The Port of Long Beach, in the US state of California, has signed a $5.2 million contract with Schneider Electric for the development of a microgrid.
The port is using a $5 million grant secured from the California Energy Commission to implement the pilot.
The project is part of a $7.1 million initiative to improve energy resilience at the nation’s second biggest port and reduce operational costs and carbon emissions.
The port handles over $194 million worth of cargo per year.
Schneider Electric will design and install a microgrid comprising distributed energy resource hardware solution Energy Control Center and control technologies.
DERs will include a 300KW array photovoltaic system for energy production, a 250kW microgrid-extending mobile battery energy storage and a 500kW diesel generator.
The technologies include those developed by EnSync, cloud-based demand-side management software EcoStruxure Microgrid Advisor, Power Monitoring and Power SCADA Operation.
The technologies will simplify the Port’s DER integration and allow microgrid operators to collect, forecast and automatically optimise operations.
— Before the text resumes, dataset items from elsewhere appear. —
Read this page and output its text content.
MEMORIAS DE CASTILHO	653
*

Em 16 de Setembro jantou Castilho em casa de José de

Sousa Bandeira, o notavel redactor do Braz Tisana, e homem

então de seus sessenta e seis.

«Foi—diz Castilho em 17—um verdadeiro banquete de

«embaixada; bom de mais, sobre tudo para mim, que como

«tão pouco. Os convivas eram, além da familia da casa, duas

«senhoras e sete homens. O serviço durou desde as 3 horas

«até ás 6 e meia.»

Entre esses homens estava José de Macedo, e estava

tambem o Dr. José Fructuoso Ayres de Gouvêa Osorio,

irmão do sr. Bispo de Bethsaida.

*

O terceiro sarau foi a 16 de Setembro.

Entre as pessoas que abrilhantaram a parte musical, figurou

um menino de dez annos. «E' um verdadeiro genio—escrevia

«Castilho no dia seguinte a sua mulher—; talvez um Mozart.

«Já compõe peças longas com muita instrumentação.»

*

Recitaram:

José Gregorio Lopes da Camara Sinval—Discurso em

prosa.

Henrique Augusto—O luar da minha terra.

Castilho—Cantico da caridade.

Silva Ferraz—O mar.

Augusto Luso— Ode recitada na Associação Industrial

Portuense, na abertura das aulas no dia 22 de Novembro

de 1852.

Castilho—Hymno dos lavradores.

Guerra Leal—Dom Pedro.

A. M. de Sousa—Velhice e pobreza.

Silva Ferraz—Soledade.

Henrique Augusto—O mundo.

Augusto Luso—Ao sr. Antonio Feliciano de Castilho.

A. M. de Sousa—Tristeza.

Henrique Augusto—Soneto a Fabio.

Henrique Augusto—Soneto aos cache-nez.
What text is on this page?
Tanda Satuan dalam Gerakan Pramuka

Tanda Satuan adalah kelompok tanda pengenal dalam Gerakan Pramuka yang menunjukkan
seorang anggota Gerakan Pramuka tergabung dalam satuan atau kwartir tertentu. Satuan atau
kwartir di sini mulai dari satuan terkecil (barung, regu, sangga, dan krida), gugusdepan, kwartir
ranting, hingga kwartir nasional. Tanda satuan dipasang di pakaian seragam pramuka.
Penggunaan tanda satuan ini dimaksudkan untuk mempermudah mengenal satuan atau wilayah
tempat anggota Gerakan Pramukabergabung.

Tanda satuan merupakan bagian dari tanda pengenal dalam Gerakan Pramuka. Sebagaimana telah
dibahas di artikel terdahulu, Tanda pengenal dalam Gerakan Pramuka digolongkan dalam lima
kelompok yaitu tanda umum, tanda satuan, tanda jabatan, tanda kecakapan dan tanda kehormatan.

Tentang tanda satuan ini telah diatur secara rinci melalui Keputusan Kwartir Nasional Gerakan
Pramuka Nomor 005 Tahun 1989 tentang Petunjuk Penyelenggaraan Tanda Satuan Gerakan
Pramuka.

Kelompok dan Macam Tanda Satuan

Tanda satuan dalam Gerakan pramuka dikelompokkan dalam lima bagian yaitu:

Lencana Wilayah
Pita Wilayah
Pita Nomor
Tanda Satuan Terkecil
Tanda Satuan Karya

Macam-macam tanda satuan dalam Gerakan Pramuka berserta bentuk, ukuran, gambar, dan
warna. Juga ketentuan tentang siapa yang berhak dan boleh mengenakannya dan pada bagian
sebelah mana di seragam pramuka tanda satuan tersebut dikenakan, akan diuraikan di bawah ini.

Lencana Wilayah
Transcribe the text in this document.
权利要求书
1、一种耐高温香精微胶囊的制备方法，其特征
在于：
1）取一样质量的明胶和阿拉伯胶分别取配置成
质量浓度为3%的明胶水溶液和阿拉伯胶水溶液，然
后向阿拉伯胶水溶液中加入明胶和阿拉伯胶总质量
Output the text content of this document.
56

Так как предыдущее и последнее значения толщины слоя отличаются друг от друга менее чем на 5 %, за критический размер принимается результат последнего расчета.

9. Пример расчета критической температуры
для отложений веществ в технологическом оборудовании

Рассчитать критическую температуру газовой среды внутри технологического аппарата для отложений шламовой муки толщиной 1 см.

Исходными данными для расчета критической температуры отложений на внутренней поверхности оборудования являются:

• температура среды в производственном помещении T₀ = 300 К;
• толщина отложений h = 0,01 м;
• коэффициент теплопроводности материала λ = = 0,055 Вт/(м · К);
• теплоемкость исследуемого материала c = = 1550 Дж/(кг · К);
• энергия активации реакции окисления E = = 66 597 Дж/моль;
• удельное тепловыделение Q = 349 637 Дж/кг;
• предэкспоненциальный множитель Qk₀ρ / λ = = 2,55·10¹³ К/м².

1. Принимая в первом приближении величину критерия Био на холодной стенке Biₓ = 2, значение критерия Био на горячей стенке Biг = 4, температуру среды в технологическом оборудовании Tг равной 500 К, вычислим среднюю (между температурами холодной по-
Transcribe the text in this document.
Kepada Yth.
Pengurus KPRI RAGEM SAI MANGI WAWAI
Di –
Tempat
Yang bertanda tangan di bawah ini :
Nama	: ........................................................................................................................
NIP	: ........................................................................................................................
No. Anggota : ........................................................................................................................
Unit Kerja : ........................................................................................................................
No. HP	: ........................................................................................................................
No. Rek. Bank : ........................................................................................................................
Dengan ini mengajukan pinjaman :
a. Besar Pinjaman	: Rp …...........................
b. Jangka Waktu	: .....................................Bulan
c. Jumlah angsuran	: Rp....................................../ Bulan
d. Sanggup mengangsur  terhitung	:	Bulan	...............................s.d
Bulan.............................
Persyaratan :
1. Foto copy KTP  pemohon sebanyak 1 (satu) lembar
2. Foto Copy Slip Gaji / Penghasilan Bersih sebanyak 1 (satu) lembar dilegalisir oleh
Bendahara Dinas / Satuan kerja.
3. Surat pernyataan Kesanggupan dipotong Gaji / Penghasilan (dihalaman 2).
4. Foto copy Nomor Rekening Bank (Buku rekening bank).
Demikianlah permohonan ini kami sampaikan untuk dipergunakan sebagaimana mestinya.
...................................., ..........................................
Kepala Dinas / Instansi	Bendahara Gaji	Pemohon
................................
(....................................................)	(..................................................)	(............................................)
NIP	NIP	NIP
The microgrid operators will be based at the port’s critical response facility, the Joint Command and Control Center, which functions as the port’s hub for security.
Schneider Electric will also work with the Long Beach City College and the International Brotherhood of Electrical Workers to strengthen local workforce development and training initiatives.
The solutions provider will develop a lessons learned guidebook and provide paid on-the-job apprentices during the development of the microgrid.
Tracy Egoscue, Long Beach Board of Harbor Commissioners president, said: “Ensuring a stable supply of energy is crucial to the zero-emissions future the Harbor Commission envisions for the Port of Long Beach.”